Warband, bir noktadan sonra kendisini tekrar ediyordu. Her ne kadar kişileri ve mekânları istediğimiz gibi seçip değiştiriyor olsak da bir noktadan sonra aynı görevi yaptığımızı anlıyorduk. Bu defa oyunun kendisini tekrar etmemesi için birkaç adım atılmış. Örneğin: oyun gerçek dünyada geçtiğinden şehirlerde bire bir olduğu yerde. Her şehir ayrı ayrı modellendiği için hangi şehre girerseniz girin bir diğerinden farklı ve kültürüne göre görünüyor. Ayrıca köyleri ve şehirleri ilk iki oyuna göre daha farklı amaçlar içinde kullanabiliyoruz.

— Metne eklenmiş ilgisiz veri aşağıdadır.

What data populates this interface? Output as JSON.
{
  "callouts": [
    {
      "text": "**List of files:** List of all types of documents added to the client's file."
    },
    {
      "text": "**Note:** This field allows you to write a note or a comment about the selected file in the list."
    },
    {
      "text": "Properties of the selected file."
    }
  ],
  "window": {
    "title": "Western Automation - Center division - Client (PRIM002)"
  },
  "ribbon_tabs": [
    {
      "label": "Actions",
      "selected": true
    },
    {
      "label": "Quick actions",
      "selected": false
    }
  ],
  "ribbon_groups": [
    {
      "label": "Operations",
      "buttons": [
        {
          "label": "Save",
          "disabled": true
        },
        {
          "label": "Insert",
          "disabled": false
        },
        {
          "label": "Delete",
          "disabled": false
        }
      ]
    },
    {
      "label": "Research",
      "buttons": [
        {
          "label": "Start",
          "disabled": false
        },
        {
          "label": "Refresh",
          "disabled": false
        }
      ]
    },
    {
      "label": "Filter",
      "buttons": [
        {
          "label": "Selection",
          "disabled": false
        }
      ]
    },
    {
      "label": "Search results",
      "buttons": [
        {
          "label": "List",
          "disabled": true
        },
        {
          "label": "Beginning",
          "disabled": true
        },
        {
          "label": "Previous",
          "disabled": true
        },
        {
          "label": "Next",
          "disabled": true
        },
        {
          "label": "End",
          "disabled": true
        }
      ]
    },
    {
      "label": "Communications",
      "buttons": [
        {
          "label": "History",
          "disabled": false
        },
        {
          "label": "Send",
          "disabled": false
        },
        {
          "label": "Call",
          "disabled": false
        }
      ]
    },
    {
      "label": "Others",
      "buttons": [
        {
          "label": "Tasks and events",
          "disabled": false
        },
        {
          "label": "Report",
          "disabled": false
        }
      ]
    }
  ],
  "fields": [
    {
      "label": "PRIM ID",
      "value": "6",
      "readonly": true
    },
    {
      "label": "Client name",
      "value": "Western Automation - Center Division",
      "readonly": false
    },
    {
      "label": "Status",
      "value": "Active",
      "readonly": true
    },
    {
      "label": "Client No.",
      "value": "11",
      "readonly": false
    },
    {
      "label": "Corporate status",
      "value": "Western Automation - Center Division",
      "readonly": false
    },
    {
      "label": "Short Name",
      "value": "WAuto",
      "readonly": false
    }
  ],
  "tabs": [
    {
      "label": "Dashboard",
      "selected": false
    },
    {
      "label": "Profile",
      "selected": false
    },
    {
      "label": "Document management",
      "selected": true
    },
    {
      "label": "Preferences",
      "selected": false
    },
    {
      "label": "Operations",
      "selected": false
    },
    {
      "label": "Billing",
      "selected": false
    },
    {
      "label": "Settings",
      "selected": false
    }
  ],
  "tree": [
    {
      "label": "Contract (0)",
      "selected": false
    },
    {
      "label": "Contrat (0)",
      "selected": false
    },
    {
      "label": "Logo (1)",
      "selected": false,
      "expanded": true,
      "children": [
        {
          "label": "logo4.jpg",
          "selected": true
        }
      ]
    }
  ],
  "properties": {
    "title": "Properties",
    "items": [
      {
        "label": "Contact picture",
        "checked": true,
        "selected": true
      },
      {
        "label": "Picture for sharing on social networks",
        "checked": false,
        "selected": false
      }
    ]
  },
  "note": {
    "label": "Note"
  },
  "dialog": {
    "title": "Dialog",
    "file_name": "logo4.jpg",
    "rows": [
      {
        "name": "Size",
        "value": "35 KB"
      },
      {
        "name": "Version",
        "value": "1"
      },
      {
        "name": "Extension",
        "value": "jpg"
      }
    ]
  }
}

Yine ele geçirdiğimiz şehirlere binalar kurup ticaret yapabiliyoruz. Warband'den farklı olarak bu defa askeri binalar da yapabiliyor ve kendi ordumuzu buradan yetiştirip temin edebiliyoruz. Yine haritada belli başlı yerlerde bulunan paralı asker kamplarından kendimize ordu kurabiliyoruz. Daha önceki gibi köy köy gezmektense bunu daha çok sevdiğimi söyleyeceğim. Hem de ihtiyaca göre alıyorsunuz, atlı istiyorsanız atlı, yaya istiyorsanız yaya temin edebiliyorsunuz. Üniversiteler kurup asker de eğitebiliyoruz. Ayrıca oyuna yeni olarak bankacılık eklenmiş. Bankalar kurabiliyor, bankalardan borç alabiliyoruz. Ancak dikkat edin, eğer aldığınız borcu zamanında ödemezseniz kellenize ödül koyuyorlar.

At, Avrat ve Ateş

Oyunda bulunan 5 devletin kendine has özellikleri mevcut. Örneğin, Kırım Hanlığı at binmede ve yay kullanmada daha başarılı iken İsveçlilerin zırhlı birlikleri diğer ırklara göre daha üstün. Ayrıca, With Fire and Sword ile birlikte barutla da tanışıyoruz. Tabii bunlar ilk zamanlarında olduğu için çok iyi performans ve nişancılık beklemeyin. Kullanacağınız silahlar hatta el bombaları daha ilk zamanlarında olduğu için çoğu kez sizi küplere bindirecektir. Kalabalığa doğru acımasızca sıkarken bir mermi bile değmediğini veyahut şarjör dolduruşundaki yavaşlığı ve hataları sizleri daha da sinirlendirecektir. Yeni mermi takarken o ara hareket ederseniz doldurma işlemini durduruyor, siz hareket etmeyi kesip tekrar doldurmak istediğinizden işlemi sil baştan yapıyor. Bu yüzden siz daha 1 mermi bile dolduramadan yüzlerce kez kılıçtan geçebilir veya oklara hedef tahtası olabilirsiniz. Burayı iyi oku Emre, bu yüzden öldürüyordun sürekli beni. (: Tabii bu alanda yeteneklerinizi geliştirerek daha net sonuçlar da almanız mümkün. Yine de atlı birliklerin yaya birliklere olan ezici üstünlüğü bu sayede biraz kırılıyor. Fakat dediğim gibi, tekrar doldurma işlemi kötü, buna derhal çözüm bulmaları gerekmekte.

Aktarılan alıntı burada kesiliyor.